Mountain in Fiordland, New Zealand

Mount Danae is a 1495 metre mountain in Fiordland, New Zealand.

==Description==
Mount Danae is located in the Southland Region of the South Island. It is set within Fiordland National Park which is part of the Te Wahipounamu UNESCO World Heritage Site. The mountain is situated between the head of the Hall Arm of Doubtful Sound / Patea and the head of the Vancouver Arm of Breaksea Sound. Precipitation runoff from the mountain's slopes drains to Hall Arm of Doubtful Sound. Topographic relief is significant as the summit rises above tidewater of Hall Arm in less than two kilometres.
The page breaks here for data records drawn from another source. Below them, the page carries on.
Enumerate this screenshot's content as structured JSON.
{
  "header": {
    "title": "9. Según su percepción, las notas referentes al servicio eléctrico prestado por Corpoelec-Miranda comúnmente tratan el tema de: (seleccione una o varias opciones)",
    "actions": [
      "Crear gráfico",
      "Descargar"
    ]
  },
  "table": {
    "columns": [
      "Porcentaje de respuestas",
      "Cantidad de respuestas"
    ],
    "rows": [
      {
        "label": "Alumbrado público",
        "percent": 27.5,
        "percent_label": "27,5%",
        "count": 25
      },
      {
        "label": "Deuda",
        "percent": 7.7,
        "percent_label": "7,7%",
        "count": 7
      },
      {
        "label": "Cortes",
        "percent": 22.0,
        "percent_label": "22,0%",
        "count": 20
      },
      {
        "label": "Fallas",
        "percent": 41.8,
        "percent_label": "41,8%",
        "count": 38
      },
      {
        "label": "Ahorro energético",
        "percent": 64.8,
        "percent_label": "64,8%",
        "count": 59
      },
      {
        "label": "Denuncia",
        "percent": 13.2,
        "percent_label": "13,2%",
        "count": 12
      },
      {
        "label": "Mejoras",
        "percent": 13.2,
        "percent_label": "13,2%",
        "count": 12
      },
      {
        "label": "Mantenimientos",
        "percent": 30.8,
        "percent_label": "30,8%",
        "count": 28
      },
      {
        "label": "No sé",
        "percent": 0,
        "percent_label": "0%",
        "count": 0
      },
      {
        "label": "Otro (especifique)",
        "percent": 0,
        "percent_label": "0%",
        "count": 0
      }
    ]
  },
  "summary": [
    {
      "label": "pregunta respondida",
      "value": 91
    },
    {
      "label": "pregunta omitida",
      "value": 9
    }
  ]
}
The nearest higher neighbour is Mount Crowfoot, five kilometres to the south.

==Etymology==
The mountain's toponym was submitted by G.A. Howard in January 1964 and has been officially approved by the New Zealand Geographic Board. In Greek mythology, the oracle of Delphi announced to King Acrisius that he would never have a son, but his daughter Danaë would, and that he would be killed by his daughter's son. At the time, Danaë was childless and, intending to keep her so, King Acrisius enclosed her in a bronze chamber constructed under the court of his palace. She was buried in this tomb, with the intent that she be closed off from all others for the rest of her life. However, Zeus, the king of the gods, desired her, and came to her in the form of golden rain which streamed in through the roof of the subterranean chamber and down into her womb. Soon after, their child Perseus was born.

==Climate==
Based on the Köppen climate classification, Mount Danae is located in a marine west coast climate zone. Prevailing westerly winds blow moist air from the Tasman Sea onto the mountains, where the air is forced upward by the mountains (orographic lift), causing moisture to drop in the form of rain or snow. The months of December through February offer the most favourable weather for viewing or climbing this peak.